2 large chicken breasts cut in half lengthwise
Flour for dredging
1 tbsp. olive oil
2 tbsp. butter divided
1 whole head garlic cloves peeled
1/2 cup chicken broth or stock
1/2 tsp. lemon juice
1/4 tsp. garlic powder
1 cup heavy/whipping cream
Salt & pepper to taste
Parsley chopped (optional)
Cut the chicken in half lengthwise so you have 4 smaller cutlets. Sprinkle them with some salt & pepper and coat them in the flour.
Add the olive oil and 1 tbsp of the butter to a skillet over medium-high heat. Once the pan is hot, sauté the chicken for 4-5 minutes/side or until it’s nice and golden. Take the chicken out of the pan and set it aside.

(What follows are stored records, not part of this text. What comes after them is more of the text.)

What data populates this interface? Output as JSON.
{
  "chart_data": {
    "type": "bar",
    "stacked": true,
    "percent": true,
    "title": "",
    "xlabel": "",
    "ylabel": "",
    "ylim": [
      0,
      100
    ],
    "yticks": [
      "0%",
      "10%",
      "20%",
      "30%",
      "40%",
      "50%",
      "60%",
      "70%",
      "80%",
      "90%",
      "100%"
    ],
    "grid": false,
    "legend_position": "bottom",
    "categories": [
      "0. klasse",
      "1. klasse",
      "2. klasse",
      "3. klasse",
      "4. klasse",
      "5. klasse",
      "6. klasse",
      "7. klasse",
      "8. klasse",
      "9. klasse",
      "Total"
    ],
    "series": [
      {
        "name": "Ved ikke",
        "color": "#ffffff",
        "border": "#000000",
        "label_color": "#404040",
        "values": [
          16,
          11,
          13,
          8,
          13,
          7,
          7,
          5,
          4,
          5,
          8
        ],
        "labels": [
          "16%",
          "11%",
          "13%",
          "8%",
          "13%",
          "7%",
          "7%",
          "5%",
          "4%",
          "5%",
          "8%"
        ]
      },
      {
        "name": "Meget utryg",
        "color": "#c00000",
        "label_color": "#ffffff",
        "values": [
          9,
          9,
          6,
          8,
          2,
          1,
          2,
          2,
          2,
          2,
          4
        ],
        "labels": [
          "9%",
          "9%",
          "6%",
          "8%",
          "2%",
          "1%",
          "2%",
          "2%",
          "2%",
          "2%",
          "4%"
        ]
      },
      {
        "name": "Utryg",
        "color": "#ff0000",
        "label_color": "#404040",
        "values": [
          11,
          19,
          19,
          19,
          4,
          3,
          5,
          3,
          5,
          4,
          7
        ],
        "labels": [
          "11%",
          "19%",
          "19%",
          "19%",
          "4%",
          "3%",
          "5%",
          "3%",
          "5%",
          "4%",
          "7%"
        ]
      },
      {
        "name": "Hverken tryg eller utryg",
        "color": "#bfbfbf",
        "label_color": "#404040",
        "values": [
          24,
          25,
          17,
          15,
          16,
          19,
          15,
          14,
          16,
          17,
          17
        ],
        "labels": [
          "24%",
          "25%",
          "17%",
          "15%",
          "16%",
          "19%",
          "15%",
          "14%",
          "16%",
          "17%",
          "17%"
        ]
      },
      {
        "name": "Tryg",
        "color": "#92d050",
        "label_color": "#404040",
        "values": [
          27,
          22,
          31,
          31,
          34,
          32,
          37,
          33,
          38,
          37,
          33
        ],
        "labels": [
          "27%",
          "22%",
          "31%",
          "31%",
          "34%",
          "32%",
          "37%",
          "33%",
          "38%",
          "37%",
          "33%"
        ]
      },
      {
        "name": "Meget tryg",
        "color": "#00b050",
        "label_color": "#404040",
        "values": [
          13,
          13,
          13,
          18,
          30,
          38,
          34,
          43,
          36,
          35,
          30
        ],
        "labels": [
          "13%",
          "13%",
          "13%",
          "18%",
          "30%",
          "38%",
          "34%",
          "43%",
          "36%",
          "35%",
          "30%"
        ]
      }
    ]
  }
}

Reduce the heat to medium (or even med-low if using cast iron), and add the rest of the butter to the pan. Let it melt and then add the garlic cloves. Cook them for 3-4 minutes, stirring often, until they’re lightly browned on the outside.
Add the chicken broth, lemon juice, and garlic powder to the pan. Let it bubble for around 4 minutes or until the liquid is noticeably reduced.

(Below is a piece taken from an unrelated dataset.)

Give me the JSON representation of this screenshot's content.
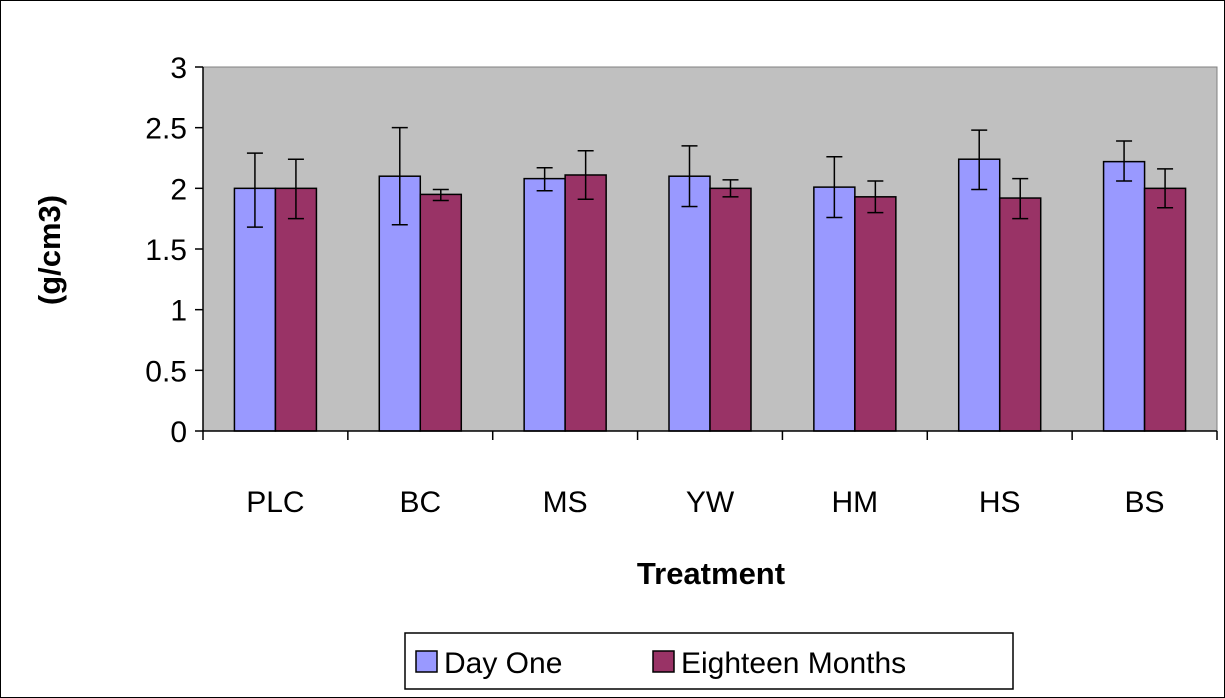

Stir in the cream and add the chicken back into the pan. Let it cook for another 5 minutes or so, until the sauce is reduced and the chicken is cooked through. Serve with freshly chopped parsley if you wish.
- Can use cast iron skillet to make this recipe.
- Recommend using large boneless/skinless chicken breasts for this recipe since they are being cut in half lengthwise. If using smaller ones, use 4 and leave intact.
- If using some large garlic cloves, cut them in half so they’re all roughly the same size.